Rachel Maddow commented on the suspension of Keith Olbermann at MSNBC and said this:
MADDOW: I personally believe that the point has been made and we should have Keith Olbermann back as the host of Countdown.
I hope this means they're bringing him back shortly.
Here's more from her blog, which she read on the air ...
As you may have heard today, Keith Olbermann has been temporarily suspended from his job hosting Countdown on this network, because he made three personal political donations to candidates in this last election cycle. The reason for Keith's suspension is that here at MSNBC, there is an explicit employee rule against hosts making contributions like that.

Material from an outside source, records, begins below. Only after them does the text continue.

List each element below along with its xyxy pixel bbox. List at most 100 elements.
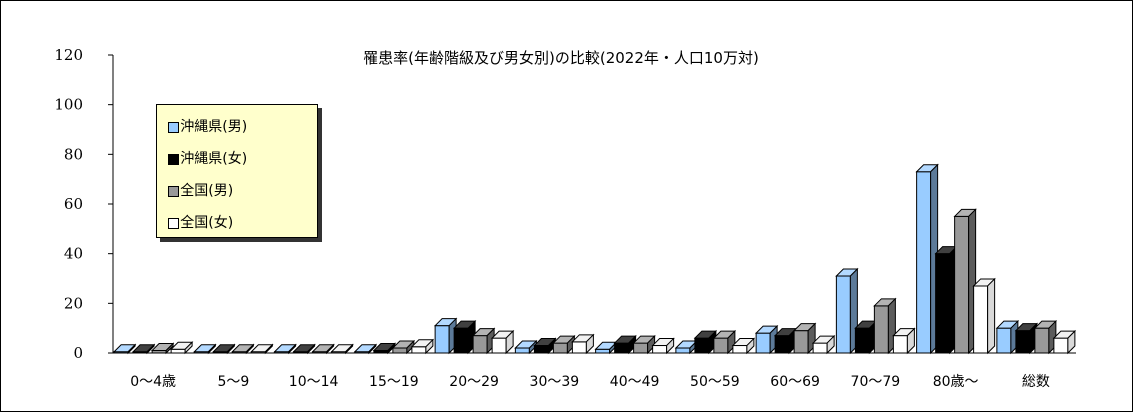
bar-side [666,337,675,355]
bar-front [392,347,408,354]
bar-side [1067,329,1076,355]
bar [571,333,595,355]
legend-label: ■沖縄県(女) [167,151,248,167]
bar [594,341,618,355]
x-tick-label: 30～39 [530,374,580,390]
bar [811,334,836,355]
x-tick-label: 15～19 [369,374,419,390]
chart-title: 罹患率(年齢階級及び男女別)の比較(2022年・人口10万対) [363,49,759,67]
bar-front [514,347,530,354]
bar-front [434,325,450,354]
legend-swatch [168,218,179,229]
legend-label: ■沖縄県(男) [167,119,248,135]
legend: ■沖縄県(男) ■沖縄県(女) ■全国(男) □全国(女) [156,104,318,238]
bar [292,343,316,355]
bar [231,343,255,355]
bar-front [954,215,970,354]
bar [330,343,354,355]
y-tick-label: 100 [54,96,83,114]
bar [934,245,958,355]
bar [391,339,416,355]
bar [854,319,878,355]
bar [835,267,859,355]
bar [972,277,996,355]
bar-front [533,345,549,354]
bar-front [755,332,771,354]
bar-side [345,343,354,355]
bar [193,343,217,355]
y-tick-label: 0 [73,344,83,362]
bar-front [595,348,611,354]
legend-item: ■沖縄県(男) [167,118,247,136]
y-tick-label: 60 [64,195,83,213]
x-tick-label: 10～14 [289,374,339,390]
bar-front [1034,327,1050,354]
bar-front [170,348,186,354]
bar-front [571,341,587,354]
bar-front [793,330,809,354]
bar-side [505,329,514,355]
bar-side [288,343,297,355]
bar-front [713,337,729,354]
legend-swatch [168,154,179,165]
x-tick-label: 総数 [1022,374,1050,390]
bar-front [694,337,710,354]
bar-side [826,334,835,355]
x-axis: 0～4歳 5～9 10～14 15～19 20～29 30～39 40～49 50～59 60～… [113,352,1076,390]
bar-side [425,338,434,355]
bar-side [906,327,915,355]
bar-side [746,337,755,355]
bar [1052,329,1077,355]
bar [273,343,297,355]
y-axis: 0 20 40 60 80 100 120 [54,46,114,362]
bar [533,337,557,355]
bars [112,163,1077,355]
bar-front [973,285,989,354]
bar-front [732,345,748,354]
bar-front [453,327,469,354]
bar [490,329,515,355]
bar-side [326,343,335,355]
x-tick-label: 20～29 [449,374,499,390]
bar [712,329,737,355]
bar-side [165,342,174,355]
bar-side [585,333,594,355]
y-tick-label: 80 [64,145,83,163]
bar-front [1015,330,1031,354]
bar-front [892,335,908,354]
legend-label: ■全国(男) [167,183,234,199]
bar-front [812,342,828,354]
bar [674,339,699,355]
bar [169,341,194,355]
x-tick-label: 50～59 [690,374,740,390]
bar [410,338,435,355]
bar [471,327,496,355]
bar-front [1053,337,1069,354]
bar-front [633,342,649,354]
bar [754,324,779,355]
bar-side [264,343,273,355]
bar-front [935,253,951,354]
bar [372,342,397,355]
x-tick-label: 70～79 [851,374,901,390]
bar-side [307,343,316,355]
legend-label: □全国(女) [167,215,234,231]
bar [353,343,378,355]
bar-front [652,345,668,354]
bar-side [207,343,216,355]
bar [873,297,897,355]
bar-side [987,277,996,355]
bar [632,334,656,355]
bar [1033,319,1058,355]
bar-front [614,342,630,354]
bar-side [184,341,193,355]
y-tick-label: 40 [64,245,83,263]
bar [250,343,274,355]
bar [311,343,335,355]
bar-front [996,327,1012,354]
bar-front [552,342,568,354]
bar-front [873,305,889,354]
bar [731,337,756,355]
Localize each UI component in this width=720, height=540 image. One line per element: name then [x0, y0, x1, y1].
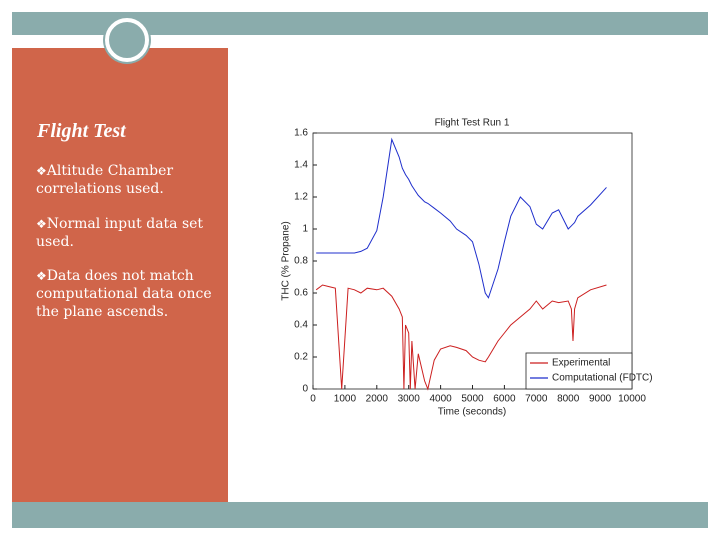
- x-tick-label: 8000: [557, 394, 580, 405]
- bullet-text: Normal input data set used.: [36, 216, 204, 250]
- bullet: ❖Altitude Chamber correlations used.: [36, 163, 174, 197]
- x-tick-label: 0: [310, 394, 316, 405]
- x-tick-label: 2000: [366, 394, 389, 405]
- y-axis-label: THC (% Propane): [281, 221, 292, 300]
- slide-title: Flight Test: [37, 120, 126, 142]
- y-tick-label: 1.4: [294, 160, 308, 171]
- bullet-text: Data does not match computational data o…: [36, 268, 212, 320]
- top-band: [12, 12, 708, 35]
- y-tick-label: 1.6: [294, 128, 308, 139]
- x-tick-label: 6000: [493, 394, 516, 405]
- circle-ornament: [105, 18, 149, 62]
- x-tick-label: 3000: [398, 394, 421, 405]
- x-tick-label: 9000: [589, 394, 612, 405]
- chart-title: Flight Test Run 1: [435, 118, 510, 129]
- y-tick-label: 1: [302, 224, 308, 235]
- legend-label: Experimental: [552, 358, 610, 369]
- x-tick-label: 5000: [461, 394, 484, 405]
- x-axis-label: Time (seconds): [438, 407, 507, 418]
- bottom-band: [12, 502, 708, 528]
- series-line: [316, 137, 607, 299]
- side-panel: [12, 48, 228, 502]
- legend-label: Computational (FDTC): [552, 373, 653, 384]
- y-tick-label: 0.8: [294, 256, 308, 267]
- series-line: [315, 284, 607, 391]
- y-tick-label: 0.6: [294, 288, 308, 299]
- plot-frame: [312, 132, 633, 390]
- x-tick-label: 4000: [429, 394, 452, 405]
- y-tick-label: 0.4: [294, 320, 308, 331]
- legend-box: [525, 352, 633, 390]
- bullet: ❖Data does not match computational data …: [36, 268, 212, 320]
- bullet-text: Altitude Chamber correlations used.: [36, 163, 174, 197]
- y-tick-label: 0.2: [294, 352, 308, 363]
- x-tick-label: 7000: [525, 394, 548, 405]
- bullet: ❖Normal input data set used.: [36, 216, 204, 250]
- x-tick-label: 1000: [334, 394, 357, 405]
- y-tick-label: 0: [302, 384, 308, 395]
- x-tick-label: 10000: [618, 394, 646, 405]
- y-tick-label: 1.2: [294, 192, 308, 203]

You can do it if you ask in advance and management tells you it's OK. That's what I understand happened with our morning-show host's political donations in 2006, under previous management.
But if you don't ask in advance for an exemption from the rule, you're bound by the rule. (For the record: the rule applies to us here at MSNBC and to NBC News staff. CNBC isn't under NBC News, so they're not bound by the rule.)
I understand the rule. I understand what it means to break it. I believe everyone should face the same treatment under that rule. I also personally believe that the point has been made and we should have Keith back hosting Countdown.
Here's the larger point, though, that's going mysteriously missing from the right-wing cackling and old media cluck-cluck-clucking: I know everyone likes to say, "Oh, cable news, it's all the same. Fox and MSNBC -- mirror images of each other. But if you look at the long history of Fox hosts not just giving money to candidates, but actively endorsing campaigns and raising millions of dollars for politicians and political parties -- whether it's Sean Hannity or Glenn Beck or Mike Huckabee -- and you'll see that we can lay that old false equivalency to rest forever. There are multiple people being paid by Fox News to essentially run for office as Republican candidates. If you count not just their hosts but their contributors, you're looking at a significant portion of the entire Republican lineup of potential contenders for 2012.
They can do that because there's no rule against that at Fox. Their network is run as a political operation. Ours isn't. Yeah, Keith's a liberal, and so am I. But we're not a political operation -- Fox is. We're a news operation. The rules around here are part of how you know that.
Back before it was politically safe to do it, Keith Olbermann attracted the ire of the right wing and a lot of others besides when he brought to light and raged against what he saw as the errors and sins of the previous presidential administration. Keith was also the one who brought to light Fox News's water-carrying for the Bush Administration; he was the one whose point-of-view journalism exposed and put exclamation points on the problems of disguising a political operation as a news one, the model embraced by the guys across Sixth Avenue, at Fox.
Now, weirdly, it is Keith who is once again illustrating the difference between what he does at MSNBC -- what we do here -- and what goes on across the street.